Early spring brings the whirl of fertilizers from weekend gardeners. And while there is a certain nostalgic obligation to greet the new growth with a healthy round of nutrition, this is not a one-time undertaking that should be approached without thought. Fertilization, while beneficial, can cause future headaches if you’re not prepared for the consequences of your decisions. Here are a few things to consider before picking up the first bag of discounted fertilizer that you see.
- Correct Timing
Timing can make or break your lawn when it comes to fertilization. The first signs of spring growth mark the start of your fertilization cycle, but the rest of your schedule depends on your grass type, mix and the characteristics of your climate, or in Northern California, microclimate. As well, different areas of your yard may require different treatment timing and concentrations due to drainage, sun and soil conditions. Also, when calculating a fertilization schedule, build in a day or so after application to keep family, friends and pets from walking on the area.
- Correct Application
How you apply your fertilizer also affects your success. Hand fertilizing risks burning and patchy areas receiving nutrients. Broadcast, rotary and drop spreaders distribute better, but the design of your landscaping and prevalence of walkways and streets might make certain tools better than others. If you attempt to fertilizer your lawn yourself, you must realize there is more into your distribution investment than what’s on sale at the hardware store.

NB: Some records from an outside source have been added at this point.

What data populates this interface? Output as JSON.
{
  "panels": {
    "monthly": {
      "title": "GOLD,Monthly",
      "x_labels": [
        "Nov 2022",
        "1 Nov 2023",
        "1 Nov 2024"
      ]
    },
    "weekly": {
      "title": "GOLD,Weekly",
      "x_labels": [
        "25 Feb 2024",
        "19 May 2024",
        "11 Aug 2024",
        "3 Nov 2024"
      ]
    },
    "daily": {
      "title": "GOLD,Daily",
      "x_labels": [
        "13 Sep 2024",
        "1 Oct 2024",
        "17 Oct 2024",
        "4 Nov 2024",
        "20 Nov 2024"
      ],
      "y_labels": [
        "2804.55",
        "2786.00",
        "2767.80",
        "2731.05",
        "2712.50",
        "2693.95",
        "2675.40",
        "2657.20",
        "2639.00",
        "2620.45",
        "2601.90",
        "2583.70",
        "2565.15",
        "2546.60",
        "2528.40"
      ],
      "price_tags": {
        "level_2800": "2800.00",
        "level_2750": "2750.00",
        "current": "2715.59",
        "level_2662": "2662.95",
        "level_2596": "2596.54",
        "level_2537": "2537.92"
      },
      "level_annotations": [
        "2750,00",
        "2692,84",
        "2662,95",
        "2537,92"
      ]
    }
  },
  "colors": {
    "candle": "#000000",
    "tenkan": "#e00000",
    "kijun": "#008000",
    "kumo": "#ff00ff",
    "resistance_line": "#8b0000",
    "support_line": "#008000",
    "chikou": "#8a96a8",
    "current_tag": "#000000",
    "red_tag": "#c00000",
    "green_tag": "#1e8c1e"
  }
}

Also, water is essential for proper fertilization. Watering after fertilization avoids burning by rinsing fertilizer off visible blades and letting it soak into the roots, where effective nutrition takes place. And while watering after fertilizer may be more common knowledge, many don’t realize that hydration prior to fertilization is just as important. Drought weakened lawns fail to produce optimal results from fertilization efforts.
- Correct Mixture
There are many options for fertilization from various nutrient makeup, to those including weed control and a variety of organic materials. Many people don’t put the proper amount of thought into selecting a fertilizer for their type of grass, the growth they expect and the amount of maintenance this wish to provide. You must prioritize your requirements to avoid disappointment. Organic materials may provide a gentler fertilization, but you should also not expect the same results as from a concentrated material. Some concentrated materials may not be the best options for who grow edible components in their yards. Manures may contain weed seeds. See where we’re going? This is a complex decision that deserves your attention.
Give your decisions on fertilization the amount of attention they deserve. Consult with a professional to design the correct fertilization plan for you and your lawn.